Conditions and practices that contributed to the explosion include:
  • Improper installation of the lighting system on the mining machine that did not deenergize when the methane monitor exceeded 2.0 percent.
  • Wiring of the light switch and installation of the cover of the explosion-proof compartment by an unqualified person.
  • Failure to test the flame path under the cover of the explosion-proof compartment to ascertain that it was in permissible condition after the cover was installed.

Source:
Historical Summary of Mine Disasters in the United States - Volume II


All 15 Dead in Colorado Mine
Pacific Stars & Stripes, Japan
April 19, 1981

Redstone, Colo. (UPI) -- The bodies of 15 miners killed in an explosion deep inside a gassy Colorado coal mine were recovered Friday.

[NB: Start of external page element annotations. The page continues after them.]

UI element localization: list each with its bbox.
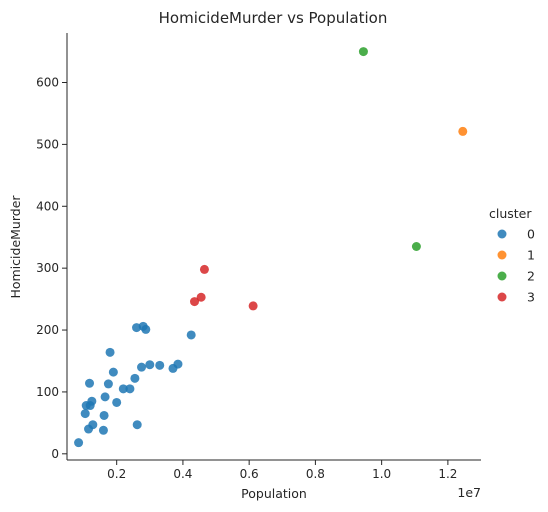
data-point-cluster-0 [125,384,135,394]
legend-marker-cluster-3 [497,292,507,302]
chart-title: HomicideMurder vs Population [159,9,388,27]
y-tick-label: 0 [51,447,59,461]
data-point-cluster-0 [105,347,115,357]
data-point-cluster-3 [190,297,200,307]
data-point-cluster-3 [196,292,206,302]
data-point-cluster-0 [100,392,110,402]
data-point-cluster-0 [103,379,113,389]
y-tick-label: 400 [36,199,59,213]
legend-label-cluster-1: 1 [527,248,535,263]
data-point-cluster-0 [85,378,95,388]
y-tick-label: 300 [36,261,59,275]
data-point-cluster-0 [186,330,196,340]
x-tick-label: 0.8 [306,467,325,481]
x-tick-label: 0.4 [173,467,192,481]
data-point-cluster-0 [87,396,97,406]
y-axis-label: HomicideMurder [8,195,23,299]
x-tick-label: 1.0 [372,467,391,481]
data-point-cluster-0 [80,409,90,419]
x-tick-label: 0.6 [240,467,259,481]
x-axis-offset-label: 1e7 [457,485,481,500]
legend-title: cluster [489,206,532,221]
legend: cluster 0 1 2 3 [489,206,535,305]
data-point-cluster-1 [458,126,468,136]
data-point-cluster-0 [98,425,108,435]
data-point-cluster-0 [132,420,142,430]
data-point-cluster-0 [173,359,183,369]
y-tick-label: 100 [36,385,59,399]
data-point-cluster-0 [145,360,155,370]
data-point-cluster-3 [199,264,209,274]
data-point-cluster-2 [411,242,421,251]
legend-marker-cluster-2 [497,271,507,281]
data-point-cluster-0 [88,420,98,430]
data-point-cluster-0 [118,384,128,394]
data-point-cluster-0 [130,373,140,383]
data-point-cluster-0 [155,360,165,370]
data-point-cluster-0 [141,324,151,334]
legend-items: 0 1 2 3 [497,227,535,305]
data-point-cluster-0 [112,397,122,407]
plot-area [74,47,468,448]
y-tick-label: 500 [36,137,59,151]
data-point-cluster-0 [99,410,109,420]
x-ticks: 0.2 0.4 0.6 0.8 1.0 1.2 [107,460,457,481]
data-point-cluster-0 [137,362,147,372]
legend-marker-cluster-1 [497,250,507,260]
legend-label-cluster-3: 3 [527,290,535,305]
y-tick-label: 600 [36,76,59,90]
y-tick-label: 200 [36,323,59,337]
x-tick-label: 1.2 [438,467,457,481]
data-point-cluster-0 [108,367,118,377]
legend-marker-cluster-0 [497,229,507,239]
data-point-cluster-2 [358,47,368,57]
data-point-cluster-0 [74,438,84,448]
legend-label-cluster-2: 2 [527,269,535,284]
x-tick-label: 0.2 [107,467,126,481]
y-ticks: 0 100 200 300 400 500 600 [36,76,67,461]
data-point-cluster-3 [248,301,258,311]
x-axis-label: Population [241,486,307,501]
legend-label-cluster-0: 0 [527,227,535,242]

Rescue teams picked their way through piles of rubble in the mine tunnel to find nine of the bodies about 32 hours after a pocket of methane exploded Wednesday.

Five more bodies were found about three hours later, and the last victim was discovered Friday morning.

Federal officials vowed a "top to bottom" probe of the accident, the worst at the mine since a 1965 explosion killed nine miners.

The victims were found about 7,200 feet inside the sloping mine tunnel, which was described by one mine inspector as "one of the gassiest mines" in the nation.  The explosion apparently was triggered when the miners hit a pocket of methane gas, a volatile hydrocarbon associated with coal.

Miners say that being near a methane explosion would be like being in an exploding shotgun barrel.

One of the survivors, David Chiarello, described the blast as a "little hurricane."

"The investigation, especially with the loss of life, will be from top to bottom," said federal Mine Safety and Health Administration spokesman Rick Kulczewski.

Kulczewski said it was too early to tell if something could have been done to prevent the explosion.

Dead were:
  • Kelly Greene, 25, New Castle
  • Kyle Cook, 33, Silt
  • Richard Lincoln, 22, Glenwood Springs
  • Loren Mead, 35, Rifle
  • Ronald Patch, 34, Carbondale
  • Terry Lucero, 28, Glenwood Springs
  • Glen Sharp, 31, El Jebel
  • J. R. Ayala, 40, Carbondale
  • John Rhodes, 29, Carbondale
  • Robert Ragle, 29, New Castle
  • Thomas Vetter, 24, Glenwood Springs
  • William E. Gutherie, 32, Glenwood Springs
  • Daniel Litwiller, 21, Glenwood Springs
  • Hugh W. Pierce, Jr., 20, Glenwood Springs
  • Brett Tucker, 30, Carbondale
It had been a long vigil for the families, who huddled by a fire built in a rusty steel drum on the road to the mine.  They held out hope that the men were alive until the bodies were found.

The rescue teams, working in four-hour shifts of six men each, were delayed in getting to the victims because they had to pick their way through rubble, restore the mine's ventilation system and pump icy mountain water out of the tunnel.